当我尝试将火花数据帧写入postgres数据库时出现此错误。我正在使用本地群集,代码如下:
from pyspark import SparkContext
from pyspark import SQLContext, SparkConf
import os
os.environ["SPARK_CLASSPATH"] = '/usr/share/java/postgresql-jdbc4.jar'
conf = SparkConf() \
.setMaster('local[2]') \
.setAppName("test")
sc = SparkContext(conf=conf)
sqlContext = SQLContext(sc)
df = sc.parallelize([("a", "b", "c", "d")]).toDF()

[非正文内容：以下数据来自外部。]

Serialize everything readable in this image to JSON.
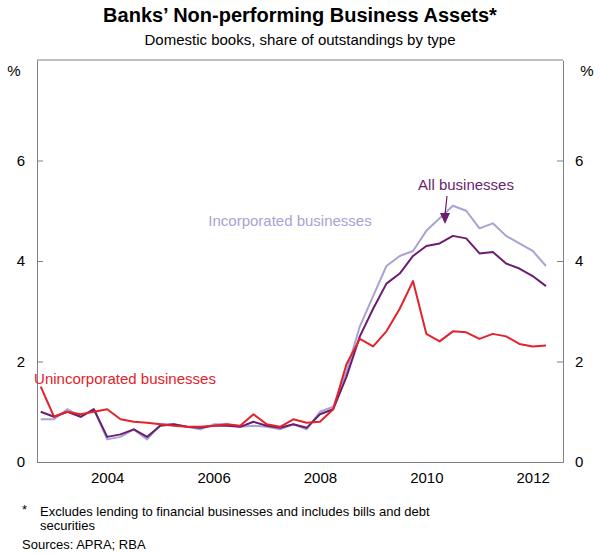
{
  "chart_data": {
    "type": "line",
    "title": "Banks’ Non-performing Business Assets*",
    "subtitle": "Domestic books, share of outstandings by type",
    "ylabel": "%",
    "x": [
      2003.25,
      2003.5,
      2003.75,
      2004,
      2004.25,
      2004.5,
      2004.75,
      2005,
      2005.25,
      2005.5,
      2005.75,
      2006,
      2006.25,
      2006.5,
      2006.75,
      2007,
      2007.25,
      2007.5,
      2007.75,
      2008,
      2008.25,
      2008.5,
      2008.75,
      2009,
      2009.25,
      2009.5,
      2009.75,
      2010,
      2010.25,
      2010.5,
      2010.75,
      2011,
      2011.25,
      2011.5,
      2011.75,
      2012,
      2012.25,
      2012.5,
      2012.75
    ],
    "series": [
      {
        "name": "Incorporated businesses",
        "color": "#a7a3d3",
        "values": [
          0.85,
          0.85,
          1.05,
          0.9,
          1.05,
          0.45,
          0.5,
          0.65,
          0.45,
          0.75,
          0.75,
          0.7,
          0.65,
          0.75,
          0.75,
          0.7,
          0.72,
          0.7,
          0.65,
          0.75,
          0.65,
          1.0,
          1.1,
          1.8,
          2.7,
          3.3,
          3.9,
          4.1,
          4.2,
          4.6,
          4.85,
          5.1,
          5.0,
          4.65,
          4.75,
          4.5,
          4.35,
          4.2,
          3.9
        ]
      },
      {
        "name": "All businesses",
        "color": "#6b1d6f",
        "values": [
          1.0,
          0.9,
          1.0,
          0.9,
          1.05,
          0.5,
          0.55,
          0.65,
          0.5,
          0.72,
          0.75,
          0.7,
          0.68,
          0.72,
          0.72,
          0.7,
          0.8,
          0.72,
          0.68,
          0.75,
          0.68,
          0.95,
          1.05,
          1.7,
          2.5,
          3.05,
          3.55,
          3.75,
          4.1,
          4.3,
          4.35,
          4.5,
          4.45,
          4.15,
          4.18,
          3.95,
          3.85,
          3.7,
          3.5
        ]
      },
      {
        "name": "Unincorporated businesses",
        "color": "#e3222b",
        "values": [
          1.5,
          0.9,
          1.0,
          0.95,
          1.0,
          1.05,
          0.85,
          0.8,
          0.78,
          0.75,
          0.72,
          0.7,
          0.7,
          0.72,
          0.75,
          0.72,
          0.95,
          0.75,
          0.7,
          0.85,
          0.78,
          0.8,
          1.05,
          1.95,
          2.45,
          2.3,
          2.6,
          3.05,
          3.6,
          2.55,
          2.4,
          2.6,
          2.58,
          2.45,
          2.55,
          2.5,
          2.35,
          2.3,
          2.32
        ]
      }
    ],
    "xlim": [
      2003.18,
      2013.07
    ],
    "xticks": [
      {
        "value": 2004.5,
        "label": "2004"
      },
      {
        "value": 2006.5,
        "label": "2006"
      },
      {
        "value": 2008.5,
        "label": "2008"
      },
      {
        "value": 2010.5,
        "label": "2010"
      },
      {
        "value": 2012.5,
        "label": "2012"
      }
    ],
    "ylim": [
      0,
      8
    ],
    "yticks": [
      0,
      2,
      4,
      6
    ],
    "grid": false,
    "footnote_marker": "*",
    "footnote": [
      "Excludes lending to financial businesses and includes bills and debt",
      "securities"
    ],
    "source": "Sources: APRA; RBA"
  }
}
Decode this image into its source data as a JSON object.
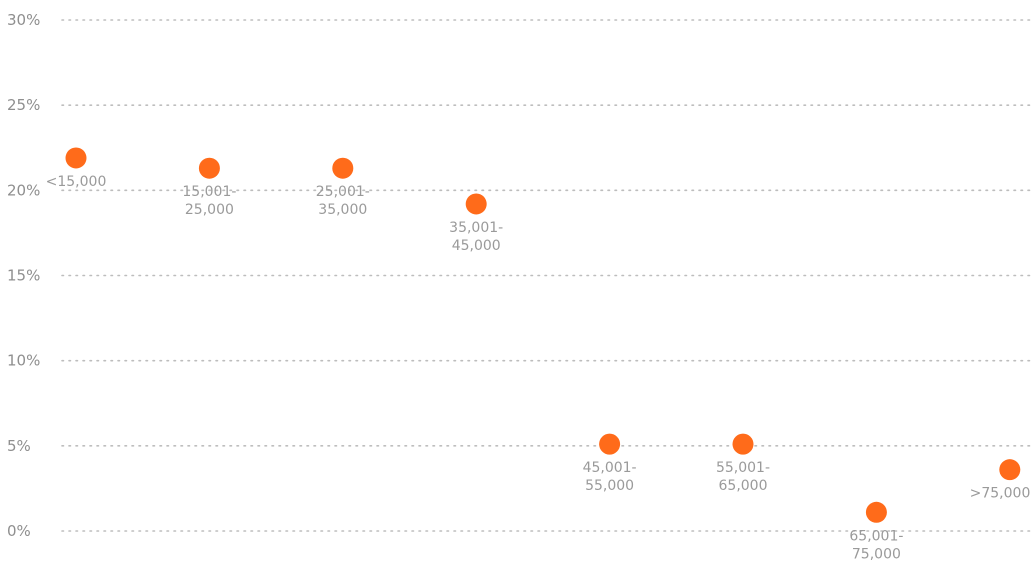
{
  "chart_data": {
    "type": "scatter",
    "categories": [
      "<15,000",
      "15,001-25,000",
      "25,001-35,000",
      "35,001-45,000",
      "45,001-55,000",
      "55,001-65,000",
      "65,001-75,000",
      ">75,000"
    ],
    "label_lines": [
      [
        "<15,000"
      ],
      [
        "15,001-",
        "25,000"
      ],
      [
        "25,001-",
        "35,000"
      ],
      [
        "35,001-",
        "45,000"
      ],
      [
        "45,001-",
        "55,000"
      ],
      [
        "55,001-",
        "65,000"
      ],
      [
        "65,001-",
        "75,000"
      ],
      [
        ">75,000"
      ]
    ],
    "values": [
      21.9,
      21.3,
      21.3,
      19.2,
      5.1,
      5.1,
      1.1,
      3.6
    ],
    "y_ticks": [
      0,
      5,
      10,
      15,
      20,
      25,
      30
    ],
    "y_tick_labels": [
      "0%",
      "5%",
      "10%",
      "15%",
      "20%",
      "25%",
      "30%"
    ],
    "ylim": [
      0,
      30
    ],
    "grid": true,
    "marker_color": "#ff6b1a",
    "grid_color": "#bdbdbd",
    "label_color": "#9a9a9a"
  }
}
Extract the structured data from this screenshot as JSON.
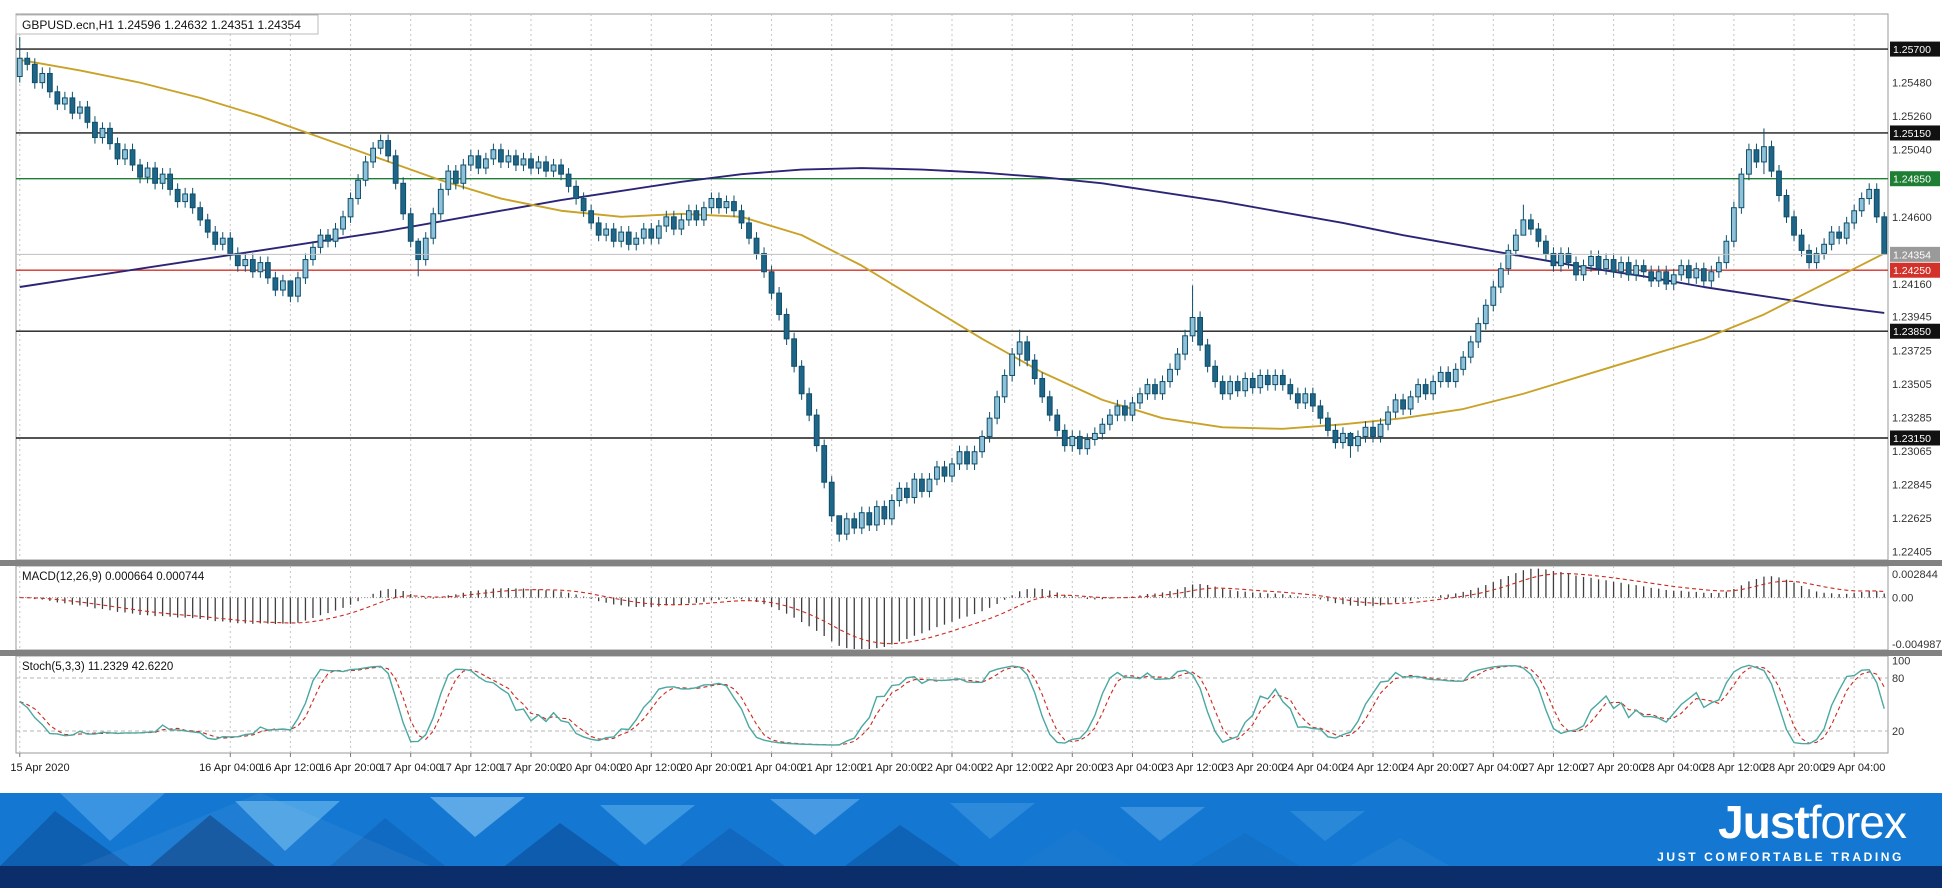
{
  "header": {
    "title": "GBPUSD.ecn,H1  1.24596 1.24632 1.24351 1.24354",
    "symbol": "GBPUSD.ecn",
    "timeframe": "H1",
    "ohlc": {
      "open": "1.24596",
      "high": "1.24632",
      "low": "1.24351",
      "close": "1.24354"
    }
  },
  "chart_data": {
    "type": "candlestick",
    "title": "GBPUSD.ecn,H1",
    "legend_position": "none",
    "grid": "vertical-dashed",
    "main": {
      "value_range": [
        1.2235,
        1.2593
      ],
      "first_open": 1.2552,
      "default_wick": 0.0004,
      "closes": [
        1.2564,
        1.256,
        1.2548,
        1.2554,
        1.2542,
        1.2534,
        1.2538,
        1.2528,
        1.2532,
        1.2522,
        1.2512,
        1.2518,
        1.2508,
        1.2498,
        1.2504,
        1.2494,
        1.2486,
        1.2492,
        1.2482,
        1.2488,
        1.2478,
        1.247,
        1.2475,
        1.2466,
        1.2458,
        1.245,
        1.2442,
        1.2446,
        1.2436,
        1.2428,
        1.2432,
        1.2424,
        1.243,
        1.242,
        1.2412,
        1.2418,
        1.2408,
        1.242,
        1.2432,
        1.244,
        1.2448,
        1.2444,
        1.2452,
        1.246,
        1.2472,
        1.2484,
        1.2496,
        1.2505,
        1.251,
        1.25,
        1.2482,
        1.2462,
        1.2444,
        1.2432,
        1.2446,
        1.2462,
        1.2478,
        1.249,
        1.2482,
        1.2494,
        1.25,
        1.2492,
        1.2498,
        1.2504,
        1.2496,
        1.25,
        1.2494,
        1.2498,
        1.2492,
        1.2496,
        1.249,
        1.2494,
        1.2488,
        1.248,
        1.2472,
        1.2464,
        1.2456,
        1.2448,
        1.2452,
        1.2444,
        1.245,
        1.2442,
        1.2446,
        1.2452,
        1.2446,
        1.2454,
        1.246,
        1.2452,
        1.2458,
        1.2464,
        1.2458,
        1.2466,
        1.2472,
        1.2466,
        1.247,
        1.2464,
        1.2456,
        1.2446,
        1.2436,
        1.2424,
        1.241,
        1.2396,
        1.238,
        1.2362,
        1.2344,
        1.233,
        1.231,
        1.2286,
        1.2264,
        1.2252,
        1.2262,
        1.2256,
        1.2266,
        1.2258,
        1.227,
        1.2262,
        1.2274,
        1.2282,
        1.2276,
        1.2288,
        1.228,
        1.2288,
        1.2296,
        1.229,
        1.2298,
        1.2306,
        1.2298,
        1.2306,
        1.2316,
        1.2328,
        1.2342,
        1.2356,
        1.237,
        1.2378,
        1.2366,
        1.2354,
        1.2342,
        1.233,
        1.232,
        1.231,
        1.2316,
        1.2308,
        1.2314,
        1.2318,
        1.2324,
        1.233,
        1.2336,
        1.233,
        1.2338,
        1.2344,
        1.235,
        1.2344,
        1.2352,
        1.236,
        1.237,
        1.2382,
        1.2394,
        1.2376,
        1.2362,
        1.2352,
        1.2344,
        1.2352,
        1.2346,
        1.2354,
        1.2348,
        1.2356,
        1.235,
        1.2356,
        1.235,
        1.2344,
        1.2338,
        1.2344,
        1.2336,
        1.2328,
        1.232,
        1.2312,
        1.2318,
        1.231,
        1.2316,
        1.2322,
        1.2316,
        1.2324,
        1.2332,
        1.234,
        1.2334,
        1.2342,
        1.235,
        1.2344,
        1.2352,
        1.2358,
        1.2352,
        1.236,
        1.2368,
        1.2378,
        1.239,
        1.2402,
        1.2414,
        1.2426,
        1.2438,
        1.2448,
        1.2458,
        1.2452,
        1.2444,
        1.2436,
        1.2428,
        1.2436,
        1.243,
        1.2422,
        1.2428,
        1.2434,
        1.2426,
        1.2432,
        1.2424,
        1.243,
        1.2422,
        1.2428,
        1.2424,
        1.2418,
        1.2424,
        1.2416,
        1.2422,
        1.2428,
        1.242,
        1.2426,
        1.2418,
        1.2424,
        1.243,
        1.2444,
        1.2466,
        1.2488,
        1.2504,
        1.2496,
        1.2506,
        1.249,
        1.2474,
        1.246,
        1.2448,
        1.2438,
        1.243,
        1.2436,
        1.2442,
        1.245,
        1.2446,
        1.2456,
        1.2464,
        1.2472,
        1.2478,
        1.246,
        1.24354
      ],
      "wick_overrides": {
        "0": [
          1.2578,
          1.2548
        ],
        "36": [
          1.2416,
          1.2404
        ],
        "53": [
          1.2446,
          1.2421
        ],
        "109": [
          1.2263,
          1.2247
        ],
        "133": [
          1.2386,
          1.2362
        ],
        "156": [
          1.2415,
          1.2378
        ],
        "177": [
          1.2319,
          1.2302
        ],
        "200": [
          1.2468,
          1.2448
        ],
        "232": [
          1.2518,
          1.2488
        ],
        "248": [
          1.24632,
          1.24351
        ]
      },
      "candle_colors": {
        "bull_fill": "#8fc1d9",
        "bear_fill": "#1f6587",
        "outline": "#0e4f6b"
      },
      "ma_fast": {
        "name": "gold-moving-average",
        "color": "#C9A227",
        "points": [
          [
            0,
            1.2563
          ],
          [
            8,
            1.2556
          ],
          [
            16,
            1.2548
          ],
          [
            24,
            1.2538
          ],
          [
            32,
            1.2526
          ],
          [
            40,
            1.2512
          ],
          [
            48,
            1.2498
          ],
          [
            56,
            1.2484
          ],
          [
            64,
            1.2472
          ],
          [
            72,
            1.2464
          ],
          [
            80,
            1.246
          ],
          [
            88,
            1.2462
          ],
          [
            96,
            1.246
          ],
          [
            104,
            1.2448
          ],
          [
            112,
            1.2428
          ],
          [
            120,
            1.2404
          ],
          [
            128,
            1.238
          ],
          [
            136,
            1.2358
          ],
          [
            144,
            1.234
          ],
          [
            152,
            1.2328
          ],
          [
            160,
            1.2322
          ],
          [
            168,
            1.2321
          ],
          [
            176,
            1.2324
          ],
          [
            184,
            1.2328
          ],
          [
            192,
            1.2334
          ],
          [
            200,
            1.2344
          ],
          [
            208,
            1.2356
          ],
          [
            216,
            1.2368
          ],
          [
            224,
            1.238
          ],
          [
            232,
            1.2396
          ],
          [
            240,
            1.2416
          ],
          [
            248,
            1.2436
          ]
        ]
      },
      "ma_slow": {
        "name": "navy-moving-average",
        "color": "#2b2577",
        "points": [
          [
            0,
            1.2414
          ],
          [
            8,
            1.242
          ],
          [
            16,
            1.2426
          ],
          [
            24,
            1.2432
          ],
          [
            32,
            1.2438
          ],
          [
            40,
            1.2444
          ],
          [
            48,
            1.245
          ],
          [
            56,
            1.2457
          ],
          [
            64,
            1.2464
          ],
          [
            72,
            1.2471
          ],
          [
            80,
            1.2477
          ],
          [
            88,
            1.2483
          ],
          [
            96,
            1.2488
          ],
          [
            104,
            1.2491
          ],
          [
            112,
            1.2492
          ],
          [
            120,
            1.2491
          ],
          [
            128,
            1.2489
          ],
          [
            136,
            1.2486
          ],
          [
            144,
            1.2482
          ],
          [
            152,
            1.2476
          ],
          [
            160,
            1.247
          ],
          [
            168,
            1.2463
          ],
          [
            176,
            1.2456
          ],
          [
            184,
            1.2448
          ],
          [
            192,
            1.2441
          ],
          [
            200,
            1.2434
          ],
          [
            208,
            1.2427
          ],
          [
            216,
            1.2421
          ],
          [
            224,
            1.2414
          ],
          [
            232,
            1.2408
          ],
          [
            240,
            1.2402
          ],
          [
            248,
            1.2397
          ]
        ]
      },
      "hlines": [
        {
          "value": 1.257,
          "color": "#1a1a1a",
          "badge": "#111111"
        },
        {
          "value": 1.2515,
          "color": "#1a1a1a",
          "badge": "#111111"
        },
        {
          "value": 1.2485,
          "color": "#1e7e34",
          "badge": "#1e7e34"
        },
        {
          "value": 1.2425,
          "color": "#d3322a",
          "badge": "#d3322a"
        },
        {
          "value": 1.2385,
          "color": "#1a1a1a",
          "badge": "#111111"
        },
        {
          "value": 1.2315,
          "color": "#1a1a1a",
          "badge": "#111111"
        }
      ],
      "current_price": {
        "value": 1.24354,
        "line_color": "#c0c0c0",
        "badge_color": "#9a9a9a"
      },
      "axis_ticks": [
        1.2548,
        1.2526,
        1.2504,
        1.246,
        1.2416,
        1.23945,
        1.23725,
        1.23505,
        1.23285,
        1.23065,
        1.22845,
        1.22625,
        1.22405
      ]
    },
    "macd": {
      "label": "MACD(12,26,9) 0.000664 0.000744",
      "params": [
        12,
        26,
        9
      ],
      "values_shown": [
        "0.000664",
        "0.000744"
      ],
      "range": [
        -0.0053,
        0.0032
      ],
      "axis_labels": {
        "top": "0.002844",
        "zero": "0.00",
        "bottom": "-0.004987"
      },
      "bar_color": "#3f3f3f",
      "signal_color": "#cc2a1f"
    },
    "stoch": {
      "label": "Stoch(5,3,3) 11.2329 42.6220",
      "params": [
        5,
        3,
        3
      ],
      "values_shown": [
        "11.2329",
        "42.6220"
      ],
      "range": [
        -5,
        105
      ],
      "levels": [
        20,
        80
      ],
      "axis_labels": [
        "100",
        "80",
        "20"
      ],
      "main_color": "#4aa8a0",
      "signal_color": "#cc2a1f"
    },
    "x_axis": [
      [
        0,
        "15 Apr 2020"
      ],
      [
        28,
        "16 Apr 04:00"
      ],
      [
        36,
        "16 Apr 12:00"
      ],
      [
        44,
        "16 Apr 20:00"
      ],
      [
        52,
        "17 Apr 04:00"
      ],
      [
        60,
        "17 Apr 12:00"
      ],
      [
        68,
        "17 Apr 20:00"
      ],
      [
        76,
        "20 Apr 04:00"
      ],
      [
        84,
        "20 Apr 12:00"
      ],
      [
        92,
        "20 Apr 20:00"
      ],
      [
        100,
        "21 Apr 04:00"
      ],
      [
        108,
        "21 Apr 12:00"
      ],
      [
        116,
        "21 Apr 20:00"
      ],
      [
        124,
        "22 Apr 04:00"
      ],
      [
        132,
        "22 Apr 12:00"
      ],
      [
        140,
        "22 Apr 20:00"
      ],
      [
        148,
        "23 Apr 04:00"
      ],
      [
        156,
        "23 Apr 12:00"
      ],
      [
        164,
        "23 Apr 20:00"
      ],
      [
        172,
        "24 Apr 04:00"
      ],
      [
        180,
        "24 Apr 12:00"
      ],
      [
        188,
        "24 Apr 20:00"
      ],
      [
        196,
        "27 Apr 04:00"
      ],
      [
        204,
        "27 Apr 12:00"
      ],
      [
        212,
        "27 Apr 20:00"
      ],
      [
        220,
        "28 Apr 04:00"
      ],
      [
        228,
        "28 Apr 12:00"
      ],
      [
        236,
        "28 Apr 20:00"
      ],
      [
        244,
        "29 Apr 04:00"
      ]
    ]
  },
  "banner": {
    "logo_part1": "Just",
    "logo_part2": "forex",
    "tagline": "JUST COMFORTABLE TRADING",
    "bg_color": "#1478d2",
    "strip_color": "#0b2d69"
  }
}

url_connect = "jdbc:postgresql://localhost:5432"
table = "table_test"
mode = "overwrite"
properties = {"user":"postgres", "password":"12345678"}
df.write.option('driver', 'org.postgresql.Driver').jdbc(
url_connect, table, mode, properties)
错误日志如下:
Py4JJavaError: An error occurred while calling o119.jdbc.
: java.lang.NullPointerException
at org.apache.spark.sql.DataFrameWriter.jdbc(DataFrameWriter.scala:308)
at sun.reflect.NativeMethodAccessorImpl.invoke0(Native Method)
at sun.reflect.NativeMethodAccessorImpl.invoke(NativeMethodAccessorImpl.java:62)
at sun.reflect.DelegatingMethodAccessorImpl.invoke(DelegatingMethodAccessorImpl.java:43)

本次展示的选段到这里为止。